Department of Molecular Genetics and Microbiology, University of Florida, Gainesville, Florida, USA ; UF Genetics Institute, University of Florida, Gainesville, Florida, USA.
Human Genome Sequencing Center, Baylor College of Medicine, Houston, Texas, USA.
Comput Struct Biotechnol J. 2014 Jan 31;9:e201401002. doi: 10.5936/csbj.201401002. eCollection 2014.

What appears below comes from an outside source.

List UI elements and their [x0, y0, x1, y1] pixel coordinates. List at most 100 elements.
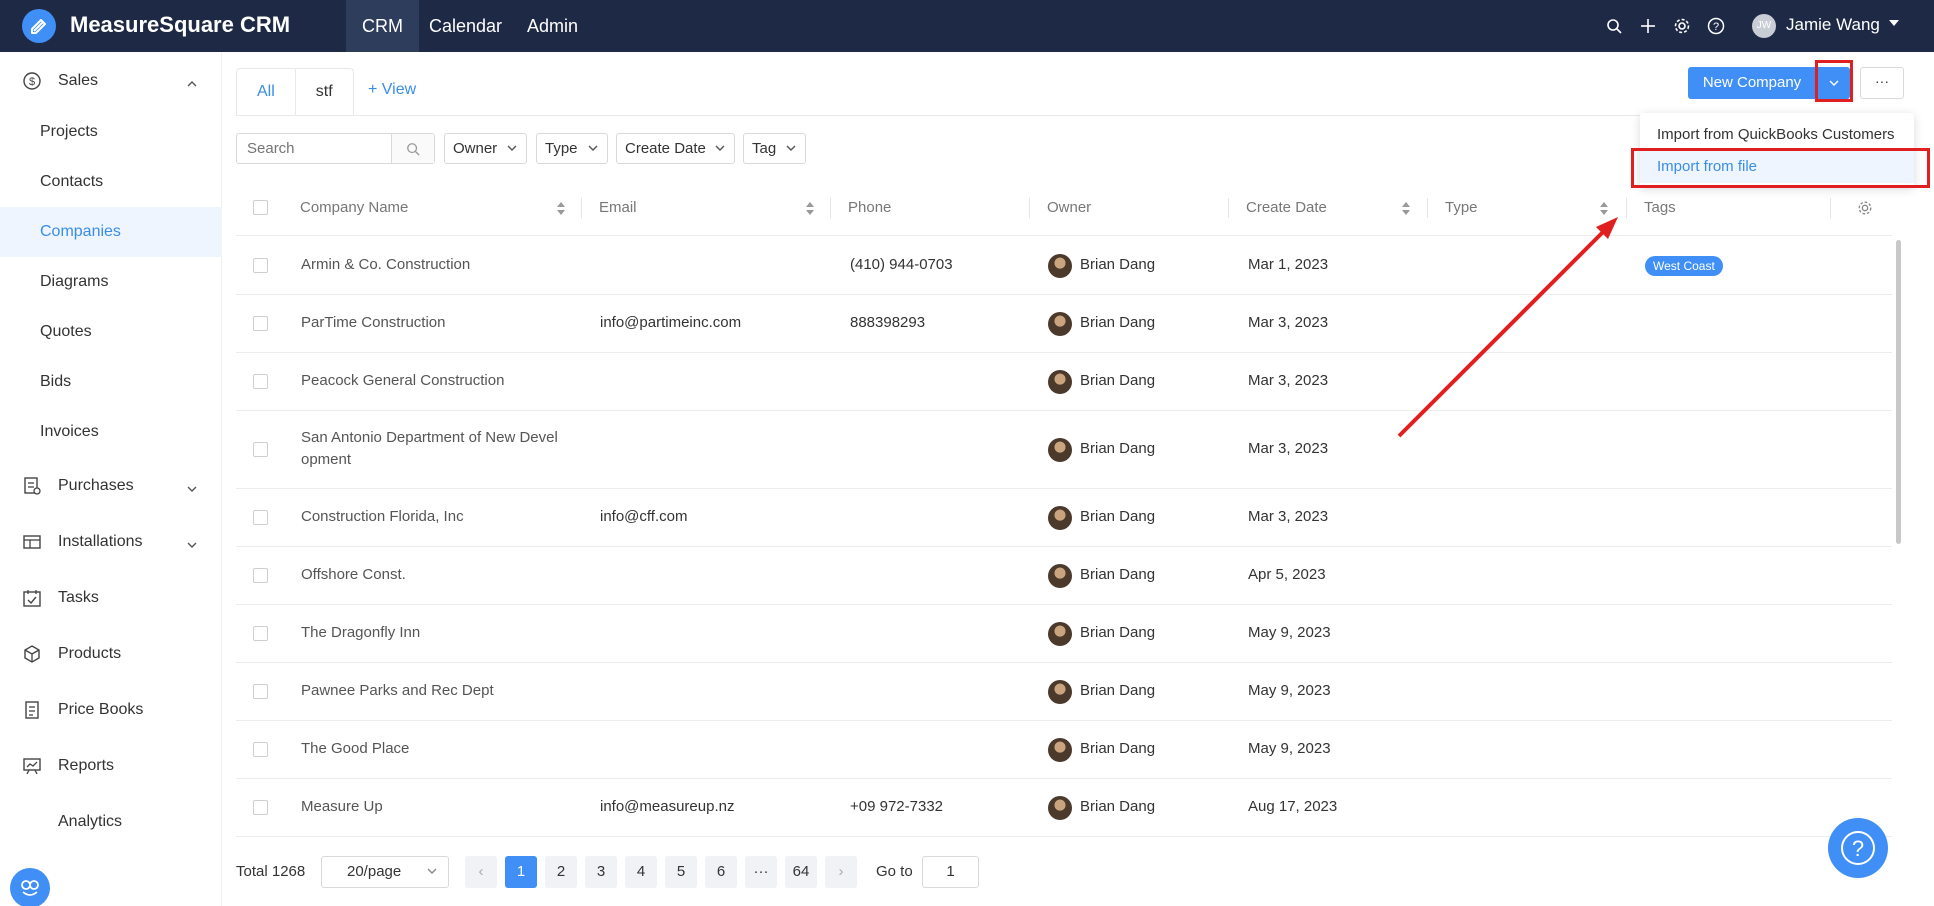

ChIP-seq experiments identify genome-wide profiles of DNA-binding molecules including transcription factors, enzymes and epigenetic marks. Biological replicates are critical for reliable site discovery and are required for the deposition of data in the ENCODE and modENCODE projects. While early reports suggested two replicates were sufficient, the widespread application of the technique has led to emerging consensus that the technique is noisy and that increasing replication may be worthwhile. Additional biological replicates also allow for quantitative assessment of differences between conditions. To date it has remained controversial about how to confirm peak identification and to determine signal strength across biological replicates, particularly when the number of replicates is greater than two. Using objective metrics, we evaluate the consistency of biological replicates in ChIP-seq experiments with more than two replicates. We compare several approaches for binding site determination, including two popular but disparate peak callers, CisGenome and MACS2. Here we propose read coverage as a quantitative measurement of signal strength for estimating sample concordance. Determining binding based on genomic features, such as promoters, is also examined. We find that increasing the number of biological replicates increases the reliability of peak identification. Critically, binding sites with strong biological evidence may be missed if researchers rely on only two biological replicates. When more than two replicates are performed, a simple majority rule (>50% of samples identify a peak) identifies peaks more reliably in all biological replicates than the absolute concordance of peak identification between any two replicates, further demonstrating the utility of increasing replicate numbers in ChIP-seq experiments.
ChIP-seq 实验可识别包括转录因子、酶和表观遗传标记在内的 DNA 结合分子的全基因组图谱。生物学重复对于可靠的位点发现至关重要,并且是 ENCODE 和 modENCODE 项目中数据存储的必要条件。尽管早期的报告表明,两个重复就足够了,但该技术的广泛应用导致了一种新兴的共识,即该技术存在噪声,增加复制可能是值得的。额外的生物学重复还可以对条件之间的差异进行定量评估。迄今为止,关于如何确认峰识别以及如何在生物学重复之间确定信号强度,特别是当重复次数大于 2 时,仍然存在争议。我们使用客观指标评估了超过两个重复的 ChIP-seq 实验中生物学重复的一致性。我们比较了几种用于确定结合位点的方法,包括两种流行但不同的峰调用器 CisGenome 和 MACS2。在这里,我们提出了读取覆盖率作为信号强度的定量测量,用于估计样本一致性。基于基因组特征(如启动子)确定结合也进行了研究。我们发现,增加生物学重复的数量可以提高峰识别的可靠性。至关重要的是,如果研究人员仅依赖两个生物学重复,可能会错过具有强生物学证据的结合位点。当进行超过两个重复时,简单的多数规则(>50%的样本识别出一个峰)比任何两个重复之间的峰识别绝对一致性更可靠地识别所有生物学重复中的峰,进一步证明了在 ChIP-seq 实验中增加重复数量的实用性。